Cyberattacks against schools driven by a rise in student hackers, ICO warns

The U.K.’s Information Commissioner's Office (ICO) warned on Thursday that student hackers motivated by dares are driving an increasing number of cyberattacks and data breaches affecting schools.

It advised parents to “to have regular conversations with their children about what they get up to online” and warned that children hacking into their school’s computer systems may be setting themselves up for lives of cybercrime.

The privacy regulator said it identified “a worrying pattern” in the 215 insider threat breach reports from the education sector between January 2022 and August 2024, with 57% of incidents caused by students who were likely motivated by “dares, notoriety, financial gain, revenge and rivalries.”

The advisory comes as young, English-speaking cybercriminals have made headlines with their reported involvement in cyberattacks in recent years. In July, the National Crime Agency (NCA) arrested four individuals — three of them teenagers — on suspicion of involvement in a range of ransomware attacks targeting British retailers.

“Teen hackers are commonly English speaking males and around 5% of 14-year-old boys and girls admit to hacking,” the privacy watchdog stated.

Diverting children with an interest in technology away from criminality and into legal programs is a key aim of the NCA, which believes that one-in-five children in Britain aged 10 to 16 has engaged in illegal activity online. The NCA said the youngest referral it had made to its Cyber Choices program was just seven years old.

Some of the 215 breaches in the education sector were caused by what the ICO described as poor data protection practices, including staff accessing data without a legitimate need, by devices being left unattended or by students being allowed to use staff devices.

Just 5% of incidents involved insiders “using sophisticated techniques to bypass security and network controls” stated the regulator.

Cases shared by the ICO included three Year 11 students — roughly equivalent to the 10th grade — hacking their school's information management system using tools they'd downloaded from the internet.

“When questioned, the students admitted being interested in IT and cyber security, and that they wanted to test their skills and knowledge,” the regulator added, noting that two admitted they “belong to an online hackers forum.”

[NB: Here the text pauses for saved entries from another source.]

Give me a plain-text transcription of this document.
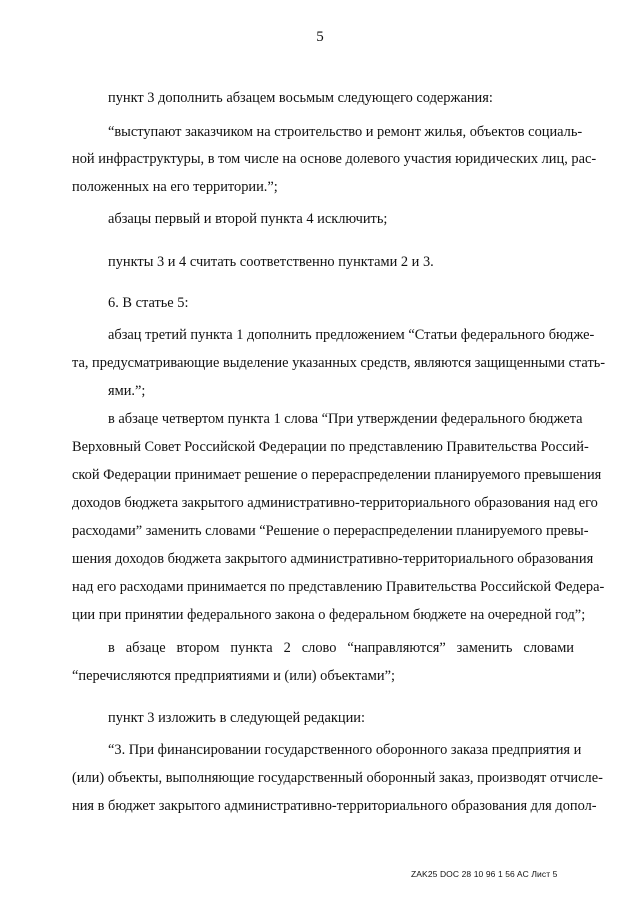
5
пункт 3 дополнить абзацем восьмым следующего содержания:
“выступают заказчиком на строительство и ремонт жилья, объектов социаль-
ной инфраструктуры, в том числе на основе долевого участия юридических лиц, рас-
положенных на его территории.”;
абзацы первый и второй пункта 4 исключить;
пункты 3 и 4 считать соответственно пунктами 2 и 3.
6. В статье 5:
абзац третий пункта 1 дополнить предложением “Статьи федерального бюдже-
та, предусматривающие выделение указанных средств, являются защищенными стать-
ями.”;
в абзаце четвертом пункта 1 слова “При утверждении федерального бюджета
Верховный Совет Российской Федерации по представлению Правительства Россий-
ской Федерации принимает решение о перераспределении планируемого превышения
доходов бюджета закрытого административно-территориального образования над его
расходами” заменить словами “Решение о перераспределении планируемого превы-
шения доходов бюджета закрытого административно-территориального образования
над его расходами принимается по представлению Правительства Российской Федера-
ции при принятии федерального закона о федеральном бюджете на очередной год”;
в абзаце втором пункта 2 слово “направляются” заменить словами
“перечисляются предприятиями и (или) объектами”;
пункт 3 изложить в следующей редакции:
“3. При финансировании государственного оборонного заказа предприятия и
(или) объекты, выполняющие государственный оборонный заказ, производят отчисле-
ния в бюджет закрытого административно-территориального образования для допол-
ZAK25 DOC 28 10 96 1 56 AC Лист 5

In another case that was reported to the police, a student “viewed, amended or deleted personal information belonging to more than 9,000 staff, students and applicants” to their college after using a staff login to access its systems, said the ICO.

“What starts out as a dare, a challenge, a bit of fun in a school setting can ultimately lead to children taking part in damaging attacks on organisations or critical infrastructure,” warned Heather Toomey, the ICO’s principal cyber specialist.

“It’s important that we understand the next generation’s interests and motivations in the online world to ensure children remain on the right side of the law and progress into rewarding careers in a sector in constant need of specialists,” she added.